Heavy Rain
February 24, 2010
Note: storytelling is paramount in Heavy Rain, so I've purposely limited my descriptions to its prologue. You can read without fear of spoilers.
I am the target audience for Heavy Rain. I'm a devoted gamer hungry for something different. I'm a father who has begged for games that address me and my concerns. I'm a theater artist who wants more expressive characters and complex stories. I'm the guy who's tired of saving the world, and I'm sick of guns.
Heavy Rain addresses all those concerns. Why, then, does it leave me feeling so cold?
Creator David Cage has said "Heavy Rain is not a videogame..." and he's mostly right. The first trophy the game awards is called "Interactive Drama," which suggests how Cage and his team at Quantic Dreams see this game from the player's perspective.
The problem with this description is that Heavy Rain's interactive elements intercept the drama that might have emerged from the player's experience inside the story. Ironically, the game that doesn't want to be a game is sabotaged by its "game-ness."
Heavy Rain fails as interactive drama because my interactions have almost no dramatic dimension. Heavy Rain mistakes player input prompts for agency. It assumes calibrated control over an avatar's movements produces a stronger connection between player and character, when in fact it produces the opposite effect. Ultimately, playing marionette with an on-screen character distances me from the inner life of that character and forces me to focus on activities that have very little to do with drama.
Heavy Rain situates a system between the player and the game that heavily mediates the player's experience. Such systems exist in every video game, but the trajectory in narrative game design has been toward system/interface invisibility, with games like Far Cry 2 and Fallout 3 erasing (or seeming to erase), the lines separating player from in-game experience.
Heavy Rain adopts an opposite approach, persistently interjecting on-screen prompts, timed or sequential button presses, and other "do this now" commands that repeatedly remind the player he or she is playing a game. What's more, the gamepad itself functions as a recurring object of player awareness, with on-screen indicators to tilt or shake the device precisely as the game requires.
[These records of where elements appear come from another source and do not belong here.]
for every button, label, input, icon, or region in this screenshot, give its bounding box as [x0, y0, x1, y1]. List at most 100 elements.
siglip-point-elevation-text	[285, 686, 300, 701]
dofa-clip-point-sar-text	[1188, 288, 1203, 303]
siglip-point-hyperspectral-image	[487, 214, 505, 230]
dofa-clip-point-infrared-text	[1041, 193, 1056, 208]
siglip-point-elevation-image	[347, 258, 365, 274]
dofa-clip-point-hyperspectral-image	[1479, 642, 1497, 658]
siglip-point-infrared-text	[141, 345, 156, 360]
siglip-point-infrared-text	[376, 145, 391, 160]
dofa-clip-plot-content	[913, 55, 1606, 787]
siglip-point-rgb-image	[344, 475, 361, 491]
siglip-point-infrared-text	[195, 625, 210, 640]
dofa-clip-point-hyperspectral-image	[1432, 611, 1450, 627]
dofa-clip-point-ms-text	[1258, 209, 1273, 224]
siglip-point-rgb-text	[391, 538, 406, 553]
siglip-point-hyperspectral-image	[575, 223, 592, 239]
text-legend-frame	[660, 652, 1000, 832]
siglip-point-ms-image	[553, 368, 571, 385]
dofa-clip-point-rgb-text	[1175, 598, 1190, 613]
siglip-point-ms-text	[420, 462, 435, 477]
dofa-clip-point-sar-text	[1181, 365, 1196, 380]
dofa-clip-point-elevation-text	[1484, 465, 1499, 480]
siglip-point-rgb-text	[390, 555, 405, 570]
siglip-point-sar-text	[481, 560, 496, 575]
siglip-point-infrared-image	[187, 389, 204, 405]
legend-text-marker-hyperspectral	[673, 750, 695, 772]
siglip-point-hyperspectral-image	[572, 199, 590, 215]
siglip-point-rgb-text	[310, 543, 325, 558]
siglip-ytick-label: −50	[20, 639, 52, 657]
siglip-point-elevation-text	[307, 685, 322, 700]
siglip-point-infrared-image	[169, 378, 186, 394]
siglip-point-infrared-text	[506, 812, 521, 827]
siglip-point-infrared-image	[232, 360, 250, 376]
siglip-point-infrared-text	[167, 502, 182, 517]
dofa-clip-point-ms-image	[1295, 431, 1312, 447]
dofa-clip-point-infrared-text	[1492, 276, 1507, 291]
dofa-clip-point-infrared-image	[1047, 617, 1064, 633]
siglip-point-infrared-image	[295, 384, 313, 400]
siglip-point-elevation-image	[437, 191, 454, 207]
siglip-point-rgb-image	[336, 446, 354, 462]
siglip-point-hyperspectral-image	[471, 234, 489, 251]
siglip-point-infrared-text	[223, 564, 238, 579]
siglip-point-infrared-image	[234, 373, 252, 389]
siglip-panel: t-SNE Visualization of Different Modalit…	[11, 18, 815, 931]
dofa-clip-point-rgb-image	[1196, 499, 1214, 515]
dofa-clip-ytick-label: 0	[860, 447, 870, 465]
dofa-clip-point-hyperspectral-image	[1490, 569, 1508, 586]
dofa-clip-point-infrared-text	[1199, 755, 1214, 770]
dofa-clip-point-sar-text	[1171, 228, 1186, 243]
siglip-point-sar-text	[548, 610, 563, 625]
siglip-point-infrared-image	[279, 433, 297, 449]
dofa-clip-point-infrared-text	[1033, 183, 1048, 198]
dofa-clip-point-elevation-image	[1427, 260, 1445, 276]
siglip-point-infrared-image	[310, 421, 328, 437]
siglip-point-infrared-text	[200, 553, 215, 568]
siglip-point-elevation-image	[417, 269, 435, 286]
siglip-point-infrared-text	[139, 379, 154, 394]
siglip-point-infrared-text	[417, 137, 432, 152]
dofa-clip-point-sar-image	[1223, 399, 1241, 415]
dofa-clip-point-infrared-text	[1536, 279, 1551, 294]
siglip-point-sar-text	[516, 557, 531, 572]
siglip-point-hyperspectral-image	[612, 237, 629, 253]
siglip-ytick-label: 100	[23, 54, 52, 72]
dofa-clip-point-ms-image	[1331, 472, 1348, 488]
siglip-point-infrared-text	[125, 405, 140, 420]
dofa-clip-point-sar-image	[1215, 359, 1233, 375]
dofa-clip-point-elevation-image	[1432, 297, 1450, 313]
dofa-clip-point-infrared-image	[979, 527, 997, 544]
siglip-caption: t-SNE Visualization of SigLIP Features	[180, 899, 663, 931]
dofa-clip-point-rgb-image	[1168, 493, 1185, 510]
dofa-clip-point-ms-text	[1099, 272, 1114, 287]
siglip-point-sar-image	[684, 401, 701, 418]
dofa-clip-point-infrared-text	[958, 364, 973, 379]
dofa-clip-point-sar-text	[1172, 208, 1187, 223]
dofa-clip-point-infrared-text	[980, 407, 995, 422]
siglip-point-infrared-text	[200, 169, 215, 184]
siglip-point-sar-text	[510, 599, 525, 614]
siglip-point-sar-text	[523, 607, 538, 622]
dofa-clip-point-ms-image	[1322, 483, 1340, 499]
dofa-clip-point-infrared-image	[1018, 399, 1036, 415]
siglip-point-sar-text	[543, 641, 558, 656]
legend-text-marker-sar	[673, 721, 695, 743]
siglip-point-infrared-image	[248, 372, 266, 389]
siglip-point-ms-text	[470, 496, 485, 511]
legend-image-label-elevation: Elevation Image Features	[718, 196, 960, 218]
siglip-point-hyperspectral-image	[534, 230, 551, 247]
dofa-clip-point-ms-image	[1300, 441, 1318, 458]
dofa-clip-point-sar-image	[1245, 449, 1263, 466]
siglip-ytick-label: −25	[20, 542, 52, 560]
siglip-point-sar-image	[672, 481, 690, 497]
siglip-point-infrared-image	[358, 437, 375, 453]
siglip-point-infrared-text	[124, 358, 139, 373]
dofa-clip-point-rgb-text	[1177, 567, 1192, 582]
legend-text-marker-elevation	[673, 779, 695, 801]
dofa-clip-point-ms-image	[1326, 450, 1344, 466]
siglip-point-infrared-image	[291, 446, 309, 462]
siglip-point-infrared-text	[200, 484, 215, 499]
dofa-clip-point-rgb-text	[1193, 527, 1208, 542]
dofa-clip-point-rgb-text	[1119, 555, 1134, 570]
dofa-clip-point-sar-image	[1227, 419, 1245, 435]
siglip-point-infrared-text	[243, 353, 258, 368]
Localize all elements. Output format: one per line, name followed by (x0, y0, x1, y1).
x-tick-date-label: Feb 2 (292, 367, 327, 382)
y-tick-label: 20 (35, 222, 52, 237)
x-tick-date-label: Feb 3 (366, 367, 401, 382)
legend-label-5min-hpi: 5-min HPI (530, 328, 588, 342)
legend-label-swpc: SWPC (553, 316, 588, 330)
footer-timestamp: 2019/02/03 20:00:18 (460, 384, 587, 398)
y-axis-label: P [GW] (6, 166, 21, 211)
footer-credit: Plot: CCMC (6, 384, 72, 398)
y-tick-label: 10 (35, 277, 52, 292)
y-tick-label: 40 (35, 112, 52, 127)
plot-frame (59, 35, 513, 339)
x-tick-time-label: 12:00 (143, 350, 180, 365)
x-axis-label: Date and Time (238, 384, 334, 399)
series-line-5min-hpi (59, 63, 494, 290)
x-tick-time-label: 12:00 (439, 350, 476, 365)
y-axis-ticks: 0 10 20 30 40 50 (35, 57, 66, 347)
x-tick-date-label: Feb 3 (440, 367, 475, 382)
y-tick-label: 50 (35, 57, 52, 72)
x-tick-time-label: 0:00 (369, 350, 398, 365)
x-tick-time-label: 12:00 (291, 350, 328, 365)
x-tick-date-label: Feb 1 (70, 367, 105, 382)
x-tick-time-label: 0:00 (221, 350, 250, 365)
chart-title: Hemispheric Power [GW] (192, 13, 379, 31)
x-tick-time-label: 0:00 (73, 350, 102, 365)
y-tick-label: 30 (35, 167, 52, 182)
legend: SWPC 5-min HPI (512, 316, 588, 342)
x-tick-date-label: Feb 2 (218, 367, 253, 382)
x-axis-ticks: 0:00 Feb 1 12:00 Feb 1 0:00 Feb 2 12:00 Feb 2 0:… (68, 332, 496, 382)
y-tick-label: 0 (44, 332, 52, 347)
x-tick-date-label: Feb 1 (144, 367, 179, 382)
I don't object to games making me aware of their 'game-ness' (nod to Mr. Suda), but Heavy Rain is at cross-purposes with itself in this regard. It wants to immerse me in a realistic, character-driven story with detailed environments and atmospherics; but it also wants me to remain outside that experience, ever-vigilant for the next quick-response button-press.
The game insists that I focus, even for mundane activities like carrying groceries, on carefully following directions delivered to me visually on-screen. The simple act of carrying groceries is subsumed by the mechanical procedure of executing a series of prompts for no apparent reason. This, for me, is the primary disconnect in Heavy Rain. My mechanical game-directed actions don't amplify or add meaning to the in-game behaviors they execute. They don't pull me in; they keep me out.
And so the game manages to reverse the player/avatar relationship. In Heavy Rain, I'm the object manipulated and the game plays me. While I can imagine a game leveraging this role-reversal in exciting ways (Eternal Darkness comes to mind), Heavy Rain does little with it that feels meaningful. My job is to press the right buttons when I'm told and occasionally respond to a palette of choices I'm given. After I respond, the game delivers me to the next situation where I will be precisely instructed how to proceed. The game treats me like a trained monkey.
Confoundingly, I'm given control over exactly how slowly I wish to open a door or flush a toilet, but my decision to take a shower triggers a cutscene in which I watch the character shower...followed by motion control prompts to dry his hair with a towel. It all feels arbitrary. Characters reveal their thoughts when I pull the L2 trigger (e.g. "Should I work or tend the garden?"). But when I'm prompted to pick up a wedding photo and look at it, he has no thoughts at all. The game cuts to a closeup of his face and a small smile appears, but nothing more. Why? Once I've returned that photo to its place, I'm unable to pick it up again. Why?
I want to explore the rest of the house, but when I attempt to descend the stairs, the game cuts to a shot of the character's face, and I hear him say "I'd better take a shower and get dressed before I go downstairs." Why am I free to impose my choices on this character by exploring his environment in an un-timed fashion, but only upstairs?
Such constraints permeate the experience of playing Heavy Rain, and when the stakes are raised later in the game, they feel especially confining. The game is at odds with itself from beginning to end. It persistently reminds me that neither I nor my avatar possess consequential autonomy. In Heavy Rain, the game itself controls the game, and that doesn't feel much like interactive drama to me.